Our Mission

At the Rare Living Foundation, our mission is to provide hope, resources, and advocacy for individuals and families affected by rare diseases, ensuring they feel seen, supported, and empowered while upholding the belief that every life has inherent value and deserves compassionate care. We are dedicated to illuminating the unique challenges faced by those living with rare diseases, raising awareness, advancing research, and fostering community partnerships that will empower patients and their families through education and support, and bridging the gap between medical providers and the resources needed for effective care.

 Together, we strive to build a world where every rare story is seen, heard, and valued. 

Our Vision

We envision a world where individuals with rare diseases are fully understood, valued, and supported, with equitable access to treatments, resources, and opportunities. By championing the inherent worth of every life, we aim to create a future where no one faces the challenges of a rare disease alone. This future includes:

  • Holistic Support: Accessible, patient-centered care and comprehensive resources that address the physical, emotional, and social needs of individuals and their families.

  • Breakthrough Innovation: A thriving ecosystem of research and collaboration that accelerates the discovery of treatments and cures for rare diseases.

  • Empowered Communities: Informed and engaged patients, caregivers, and advocates working together to shape policies and foster inclusivity.

  • Global Awareness: A society that recognizes and respects the unique challenges faced by those with rare diseases, ensuring their voices are heard and their contributions celebrated.

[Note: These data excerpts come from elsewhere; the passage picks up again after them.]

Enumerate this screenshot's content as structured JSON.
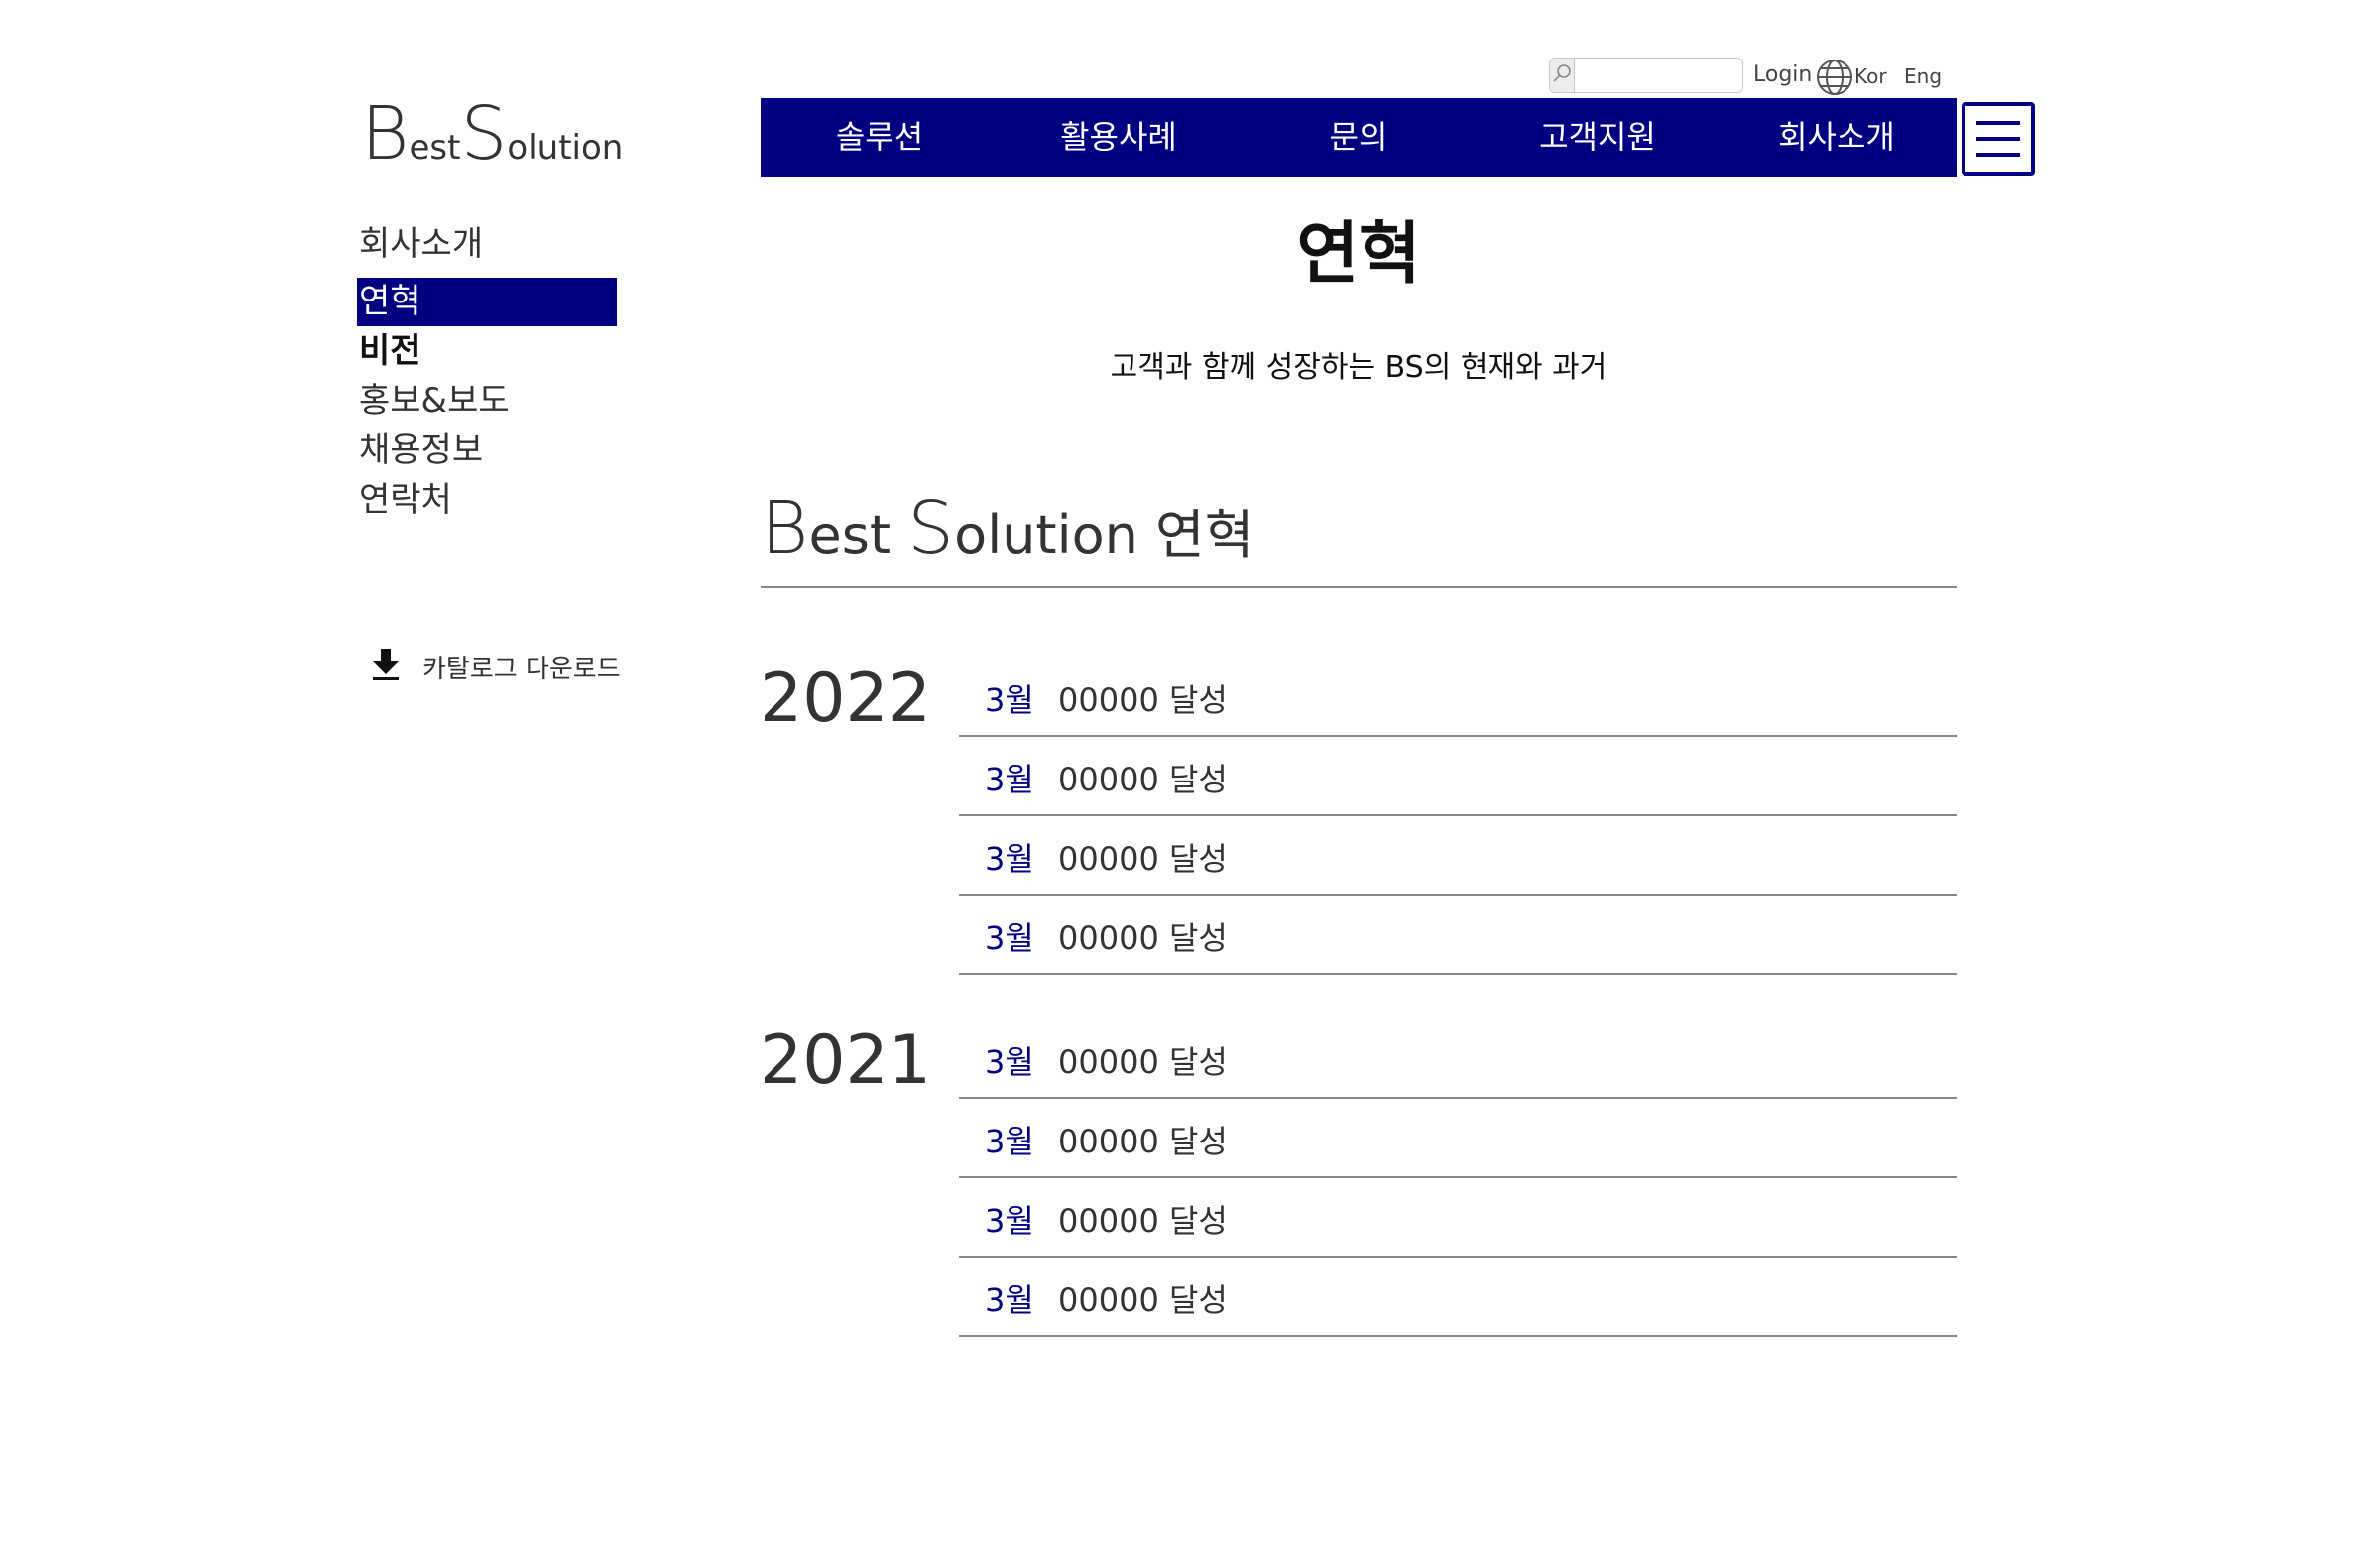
{
  "topbar": {
    "search_placeholder": "",
    "login": "Login",
    "lang_kor": "Kor",
    "lang_eng": "Eng"
  },
  "logo": {
    "b": "B",
    "est": "est",
    "s": "S",
    "olution": "olution"
  },
  "nav": {
    "items": [
      "솔루션",
      "활용사례",
      "문의",
      "고객지원",
      "회사소개"
    ]
  },
  "sidebar": {
    "title": "회사소개",
    "items": [
      {
        "label": "연혁"
      },
      {
        "label": "비전"
      },
      {
        "label": "홍보&보도"
      },
      {
        "label": "채용정보"
      },
      {
        "label": "연락처"
      }
    ],
    "catalog": "카탈로그 다운로드"
  },
  "page": {
    "title": "연혁",
    "subtitle": "고객과 함께 성장하는 BS의 현재와 과거"
  },
  "section": {
    "b": "B",
    "est": "est ",
    "s": "S",
    "olution": "olution ",
    "kr": "연혁"
  },
  "history": [
    {
      "year": "2022",
      "events": [
        {
          "month": "3월",
          "desc": "00000 달성"
        },
        {
          "month": "3월",
          "desc": "00000 달성"
        },
        {
          "month": "3월",
          "desc": "00000 달성"
        },
        {
          "month": "3월",
          "desc": "00000 달성"
        }
      ]
    },
    {
      "year": "2021",
      "events": [
        {
          "month": "3월",
          "desc": "00000 달성"
        },
        {
          "month": "3월",
          "desc": "00000 달성"
        },
        {
          "month": "3월",
          "desc": "00000 달성"
        },
        {
          "month": "3월",
          "desc": "00000 달성"
        }
      ]
    }
  ],
  "colors": {
    "brand": "#000080",
    "text": "#333333",
    "rule": "#888888"
  }
}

Together, we strive to build a compassionate and inclusive world where every life is honored, and no rare disease is left without a solution.

Meet Our Team

  • Giusiana Prosser

    FOUNDER & PRESIDENT

    Giusiana is the Founder, President, and CEO of Rare Living. Diagnosed with multiple rare conditions, including Andersen-Tawil syndrome, she founded the Rare Living Foundation to provide the resources, community, and advocacy she wished had been available during her own journey. A passionate advocate and leader, Giusiana is committed to making the path to diagnosis and care less isolating and more accessible for others in the rare disease community.

  • Alexus Wiebe

    VICE PRESIDENT & COMMUNICATIONS AND RESEARCH DIRECTOR

    A proud born & raised Canadian, Alexus serves as our Vice-President and Research & Communications Director.

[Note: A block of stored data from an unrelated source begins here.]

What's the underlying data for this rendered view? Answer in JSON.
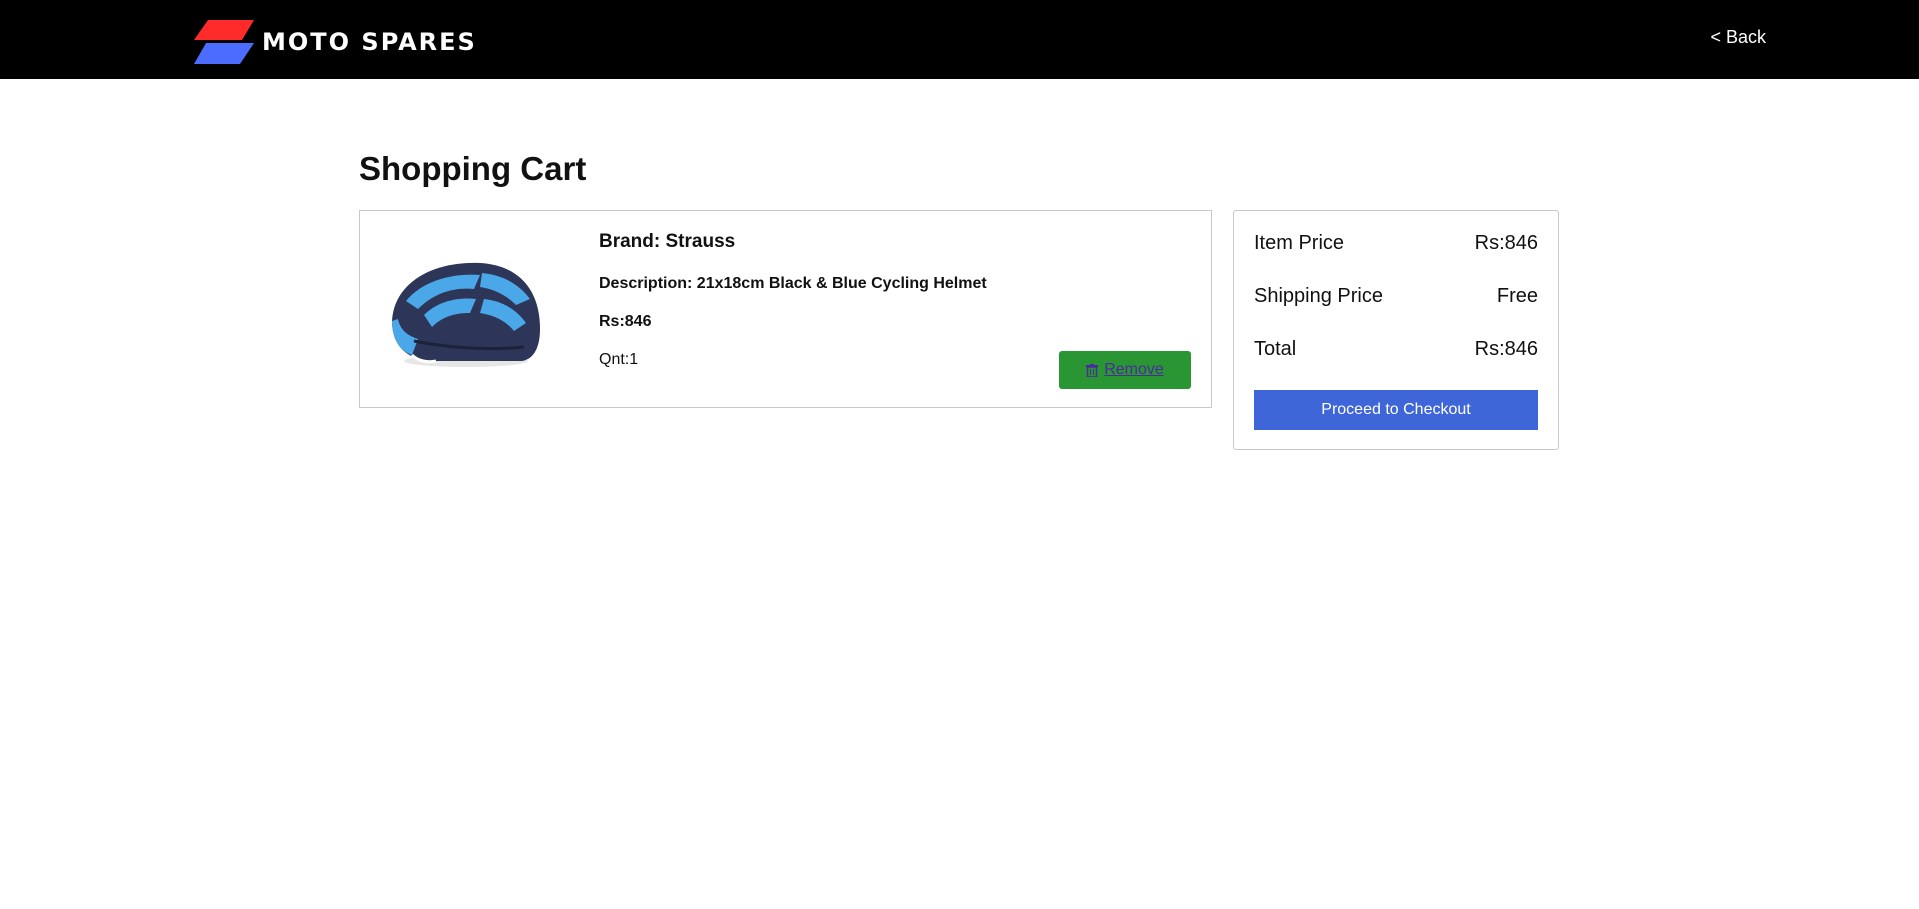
{
  "header": {
    "brand_name": "MOTO SPARES",
    "back_label": "< Back",
    "logo_colors": [
      "#ff2a2a",
      "#4c6bff"
    ]
  },
  "page": {
    "title": "Shopping Cart"
  },
  "cart": {
    "items": [
      {
        "brand_label": "Brand: ",
        "brand": "Strauss",
        "description_label": "Description: ",
        "description": "21x18cm Black & Blue Cycling Helmet",
        "price": "Rs:846",
        "quantity_label": "Qnt:",
        "quantity": "1",
        "remove_label": "Remove",
        "image_icon": "cycling-helmet-image"
      }
    ]
  },
  "summary": {
    "item_price_label": "Item Price",
    "item_price_value": "Rs:846",
    "shipping_label": "Shipping Price",
    "shipping_value": "Free",
    "total_label": "Total",
    "total_value": "Rs:846",
    "checkout_label": "Proceed to Checkout"
  },
  "colors": {
    "accent_blue": "#3f66d8",
    "remove_green": "#2a9633",
    "header_bg": "#000000"
  }
}
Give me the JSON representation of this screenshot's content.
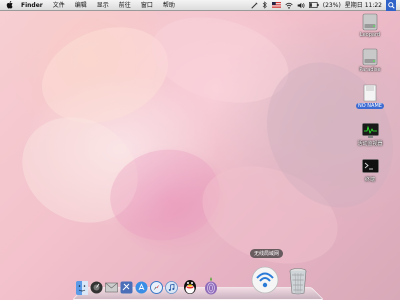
{
  "menubar": {
    "app_name": "Finder",
    "menus": [
      "文件",
      "编辑",
      "显示",
      "前往",
      "窗口",
      "帮助"
    ],
    "battery": "(23%)",
    "clock": "星期日 11:22"
  },
  "desktop_icons": [
    {
      "label": "Leopard",
      "type": "hard-drive",
      "selected": false
    },
    {
      "label": "Paradise",
      "type": "hard-drive",
      "selected": false
    },
    {
      "label": "NO NAME",
      "type": "removable-disk",
      "selected": true
    },
    {
      "label": "活动监视器",
      "type": "activity-monitor",
      "selected": false
    },
    {
      "label": "终端",
      "type": "terminal",
      "selected": false
    }
  ],
  "dock": {
    "tooltip": "无线局域网",
    "apps": [
      "finder",
      "dashboard",
      "mail",
      "system-tool",
      "app-store",
      "safari",
      "itunes",
      "qq",
      "tor-browser",
      "airport-utility",
      "trash"
    ]
  },
  "colors": {
    "selection": "#3d6bd1",
    "menubar": "#e8e8e8"
  }
}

    Diagnosed with hypermobile Ehlers-Danlos syndrome, many comorbidities, and suspected Andersen-Tawil Syndrome, she desires to help make others’ journey to diagnosis less confusing, overwhelming, and lonely than hers.

  • Thomas Lefebvre

    SECRETARY & MARKETING DIRECTOR

    Born & raised in Canada, Thomas serves as Secretary and is our Marketing Director. Many of Thomas’s Friends live with rare diseases, and he seeks to use his skills and expertise in his work with the Rare Living Foundation to help others with the same.

  • Dustin Wood

    BOARD MEMBER

    Dustin was born and raised in South Charleston, West Virginia. He has Classical Ehlers-Danlos Syndrome (cEDS), which he shares in common with both parents and Grandmother.

    He has aspirations to establish protocols within the medical system so if you have one comorbidity, you are immediately screened for the rest.

    Missed diagnoses will be a thing of the past. Dustin is excited to work with the Rare Living Foundation, show how rare patients live, and provide resources for those who need it.